The Affordable Care Act has helped push down the number of medically uninsured Ohioans to its lowest level in more than six years, based on the results of an Ohio Health Issues Poll released Tuesday.
The uninsurance rate for Ohio adults between the ages of 18 and 64 fell from 17 percent last year to 11 percent in May, according to the survey, which was funded by Cincinnati-based Interact for Health, an independent, nonprofit health research organization.
The approximately 800,000 adult Ohioans who still don’t have health coverage “is the lowest level of uninsured adults ever measured by the poll,” said Jennifer Chubinski, director of community research for Interact for Health, which began tracking the uninsurance rate in 2006.
The sharp decline in the number of uninsured Ohioans corresponded with the launch of the federal health insurance marketplace and the expansion of Medicaid in Ohio under the ACA.
At least 10 percent of survey respondents with health coverage said they got insurance as a result of the health care law, which took effect at the beginning of the year and requires most people to buy health insurance or pay a tax penalty.
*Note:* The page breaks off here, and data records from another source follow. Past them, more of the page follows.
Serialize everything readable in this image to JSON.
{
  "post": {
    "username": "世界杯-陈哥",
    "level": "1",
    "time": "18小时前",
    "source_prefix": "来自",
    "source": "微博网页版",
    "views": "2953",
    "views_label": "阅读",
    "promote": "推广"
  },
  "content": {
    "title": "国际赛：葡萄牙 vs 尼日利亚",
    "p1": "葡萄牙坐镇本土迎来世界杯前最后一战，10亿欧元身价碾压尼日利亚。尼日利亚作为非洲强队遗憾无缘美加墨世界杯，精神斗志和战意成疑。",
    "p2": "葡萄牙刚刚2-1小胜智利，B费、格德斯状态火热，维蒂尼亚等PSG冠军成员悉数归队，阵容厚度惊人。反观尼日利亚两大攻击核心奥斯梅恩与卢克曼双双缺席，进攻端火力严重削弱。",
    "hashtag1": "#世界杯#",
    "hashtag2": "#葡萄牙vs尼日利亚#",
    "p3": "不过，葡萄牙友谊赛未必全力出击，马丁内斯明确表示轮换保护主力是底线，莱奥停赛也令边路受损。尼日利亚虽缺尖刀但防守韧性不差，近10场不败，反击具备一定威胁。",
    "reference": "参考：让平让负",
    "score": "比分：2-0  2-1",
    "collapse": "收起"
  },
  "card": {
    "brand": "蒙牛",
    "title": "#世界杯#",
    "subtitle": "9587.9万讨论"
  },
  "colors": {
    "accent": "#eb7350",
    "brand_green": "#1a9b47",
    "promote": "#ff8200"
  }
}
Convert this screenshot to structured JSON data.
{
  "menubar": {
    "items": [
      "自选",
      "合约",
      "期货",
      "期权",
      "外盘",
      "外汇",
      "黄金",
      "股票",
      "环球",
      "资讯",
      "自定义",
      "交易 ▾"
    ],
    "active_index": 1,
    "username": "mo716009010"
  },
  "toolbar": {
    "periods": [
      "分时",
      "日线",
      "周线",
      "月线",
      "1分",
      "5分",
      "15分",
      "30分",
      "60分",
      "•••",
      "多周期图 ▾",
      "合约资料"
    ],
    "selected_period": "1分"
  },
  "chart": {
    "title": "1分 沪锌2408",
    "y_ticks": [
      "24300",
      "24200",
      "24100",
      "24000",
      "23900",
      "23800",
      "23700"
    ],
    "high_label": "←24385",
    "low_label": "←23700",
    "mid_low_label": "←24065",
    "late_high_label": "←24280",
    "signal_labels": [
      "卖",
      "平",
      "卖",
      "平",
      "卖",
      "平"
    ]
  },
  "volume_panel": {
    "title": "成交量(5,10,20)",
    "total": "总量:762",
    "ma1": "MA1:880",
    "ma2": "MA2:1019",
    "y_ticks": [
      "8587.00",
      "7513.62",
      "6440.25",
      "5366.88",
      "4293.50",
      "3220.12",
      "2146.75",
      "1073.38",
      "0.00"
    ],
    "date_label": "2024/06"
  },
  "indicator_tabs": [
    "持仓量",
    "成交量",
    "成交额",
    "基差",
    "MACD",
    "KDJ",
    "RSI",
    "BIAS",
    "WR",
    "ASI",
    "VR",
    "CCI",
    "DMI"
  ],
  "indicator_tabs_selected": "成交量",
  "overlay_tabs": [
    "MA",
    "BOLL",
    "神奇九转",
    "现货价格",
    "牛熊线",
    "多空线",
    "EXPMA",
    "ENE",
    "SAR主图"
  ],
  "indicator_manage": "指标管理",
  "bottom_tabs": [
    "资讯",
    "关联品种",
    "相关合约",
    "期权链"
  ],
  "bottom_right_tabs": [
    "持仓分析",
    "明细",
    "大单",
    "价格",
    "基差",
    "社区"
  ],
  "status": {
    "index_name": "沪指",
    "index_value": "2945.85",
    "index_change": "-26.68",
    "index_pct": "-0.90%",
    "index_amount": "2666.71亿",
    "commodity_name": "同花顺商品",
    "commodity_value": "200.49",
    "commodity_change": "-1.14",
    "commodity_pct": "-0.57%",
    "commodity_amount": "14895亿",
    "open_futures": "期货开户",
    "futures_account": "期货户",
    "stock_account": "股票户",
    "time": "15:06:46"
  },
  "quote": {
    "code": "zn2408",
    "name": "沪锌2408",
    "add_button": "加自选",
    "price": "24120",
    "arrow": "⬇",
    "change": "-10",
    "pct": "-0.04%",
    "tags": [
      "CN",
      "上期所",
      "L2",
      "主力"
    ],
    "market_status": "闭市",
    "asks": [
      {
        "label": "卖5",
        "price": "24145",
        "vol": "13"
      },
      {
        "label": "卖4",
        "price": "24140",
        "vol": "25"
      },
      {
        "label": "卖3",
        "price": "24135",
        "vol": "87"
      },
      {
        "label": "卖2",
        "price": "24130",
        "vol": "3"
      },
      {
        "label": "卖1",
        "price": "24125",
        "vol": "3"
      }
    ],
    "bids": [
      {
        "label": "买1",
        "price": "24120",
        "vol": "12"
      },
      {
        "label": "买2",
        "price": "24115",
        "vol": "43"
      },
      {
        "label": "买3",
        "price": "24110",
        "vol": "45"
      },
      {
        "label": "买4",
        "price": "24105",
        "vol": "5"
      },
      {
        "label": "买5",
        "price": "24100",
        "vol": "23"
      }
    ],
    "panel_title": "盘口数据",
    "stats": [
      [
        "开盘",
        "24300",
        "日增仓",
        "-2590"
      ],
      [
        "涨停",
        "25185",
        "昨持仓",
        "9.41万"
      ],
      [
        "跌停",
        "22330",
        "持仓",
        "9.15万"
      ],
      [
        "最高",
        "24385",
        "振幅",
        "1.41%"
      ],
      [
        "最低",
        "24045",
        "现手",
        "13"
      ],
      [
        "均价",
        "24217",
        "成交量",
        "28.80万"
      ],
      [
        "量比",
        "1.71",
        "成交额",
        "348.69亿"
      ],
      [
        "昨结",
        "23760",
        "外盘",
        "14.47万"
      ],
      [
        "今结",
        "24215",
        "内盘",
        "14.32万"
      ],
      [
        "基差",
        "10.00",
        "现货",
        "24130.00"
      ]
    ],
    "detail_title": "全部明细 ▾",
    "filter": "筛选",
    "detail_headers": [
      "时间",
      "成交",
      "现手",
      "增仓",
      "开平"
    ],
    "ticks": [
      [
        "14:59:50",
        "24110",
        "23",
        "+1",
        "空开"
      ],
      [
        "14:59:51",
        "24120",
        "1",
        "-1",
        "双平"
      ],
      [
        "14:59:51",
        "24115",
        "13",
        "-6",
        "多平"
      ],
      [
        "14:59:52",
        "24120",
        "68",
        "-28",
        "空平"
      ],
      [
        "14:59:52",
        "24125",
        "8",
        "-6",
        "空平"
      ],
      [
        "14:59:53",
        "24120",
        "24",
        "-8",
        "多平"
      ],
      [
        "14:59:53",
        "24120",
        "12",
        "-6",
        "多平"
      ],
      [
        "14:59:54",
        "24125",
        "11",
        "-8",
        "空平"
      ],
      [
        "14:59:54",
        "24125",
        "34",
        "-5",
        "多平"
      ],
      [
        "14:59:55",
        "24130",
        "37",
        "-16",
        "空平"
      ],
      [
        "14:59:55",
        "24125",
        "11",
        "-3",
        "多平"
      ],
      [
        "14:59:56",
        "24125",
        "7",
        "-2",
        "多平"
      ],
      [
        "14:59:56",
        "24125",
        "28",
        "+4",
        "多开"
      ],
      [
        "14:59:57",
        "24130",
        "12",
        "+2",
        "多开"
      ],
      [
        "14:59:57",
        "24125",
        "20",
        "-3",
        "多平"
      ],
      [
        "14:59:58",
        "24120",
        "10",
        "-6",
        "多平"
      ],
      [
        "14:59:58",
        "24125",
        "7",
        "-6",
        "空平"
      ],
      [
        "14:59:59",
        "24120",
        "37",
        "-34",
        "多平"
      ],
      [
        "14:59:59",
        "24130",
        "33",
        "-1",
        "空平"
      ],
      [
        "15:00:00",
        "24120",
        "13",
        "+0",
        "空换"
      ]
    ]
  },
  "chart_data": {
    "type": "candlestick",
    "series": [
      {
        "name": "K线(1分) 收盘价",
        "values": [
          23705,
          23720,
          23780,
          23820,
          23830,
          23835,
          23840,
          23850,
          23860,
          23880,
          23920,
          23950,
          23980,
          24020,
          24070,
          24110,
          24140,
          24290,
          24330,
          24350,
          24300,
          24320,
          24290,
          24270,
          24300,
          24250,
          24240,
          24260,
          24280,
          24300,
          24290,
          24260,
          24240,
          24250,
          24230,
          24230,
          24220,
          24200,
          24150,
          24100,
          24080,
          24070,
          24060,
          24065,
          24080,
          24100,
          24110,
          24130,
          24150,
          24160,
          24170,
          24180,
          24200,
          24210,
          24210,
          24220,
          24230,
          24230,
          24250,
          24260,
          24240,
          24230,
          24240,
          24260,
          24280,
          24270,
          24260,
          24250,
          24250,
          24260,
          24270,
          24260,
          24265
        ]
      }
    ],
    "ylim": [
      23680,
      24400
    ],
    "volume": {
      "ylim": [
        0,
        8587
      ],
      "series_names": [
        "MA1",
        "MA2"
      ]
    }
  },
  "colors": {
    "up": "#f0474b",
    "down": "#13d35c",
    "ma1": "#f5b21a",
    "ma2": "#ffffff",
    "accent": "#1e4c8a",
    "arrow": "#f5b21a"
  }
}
“The only major change that would account for the drop in the uninsurance rate from 17 percent to 11 percent is the implementation of the Affordable Care Act,” said Interact for Health Vice President Kate Keller, who noted Ohio’s uninsurance rate had remained relatively stable from 2007 to 2013 at between 17-19 percent.
The Ohio health survey mirrors several national surveys that have also found the percentage of uninsured adults decreased significantly this year.
Nationally, 17.3 percent of U.S. adults reported being without health insurance in 2013, according to a recent Gallup poll, which showed the rate had fallen to 13.4 percent in the second quarter this year.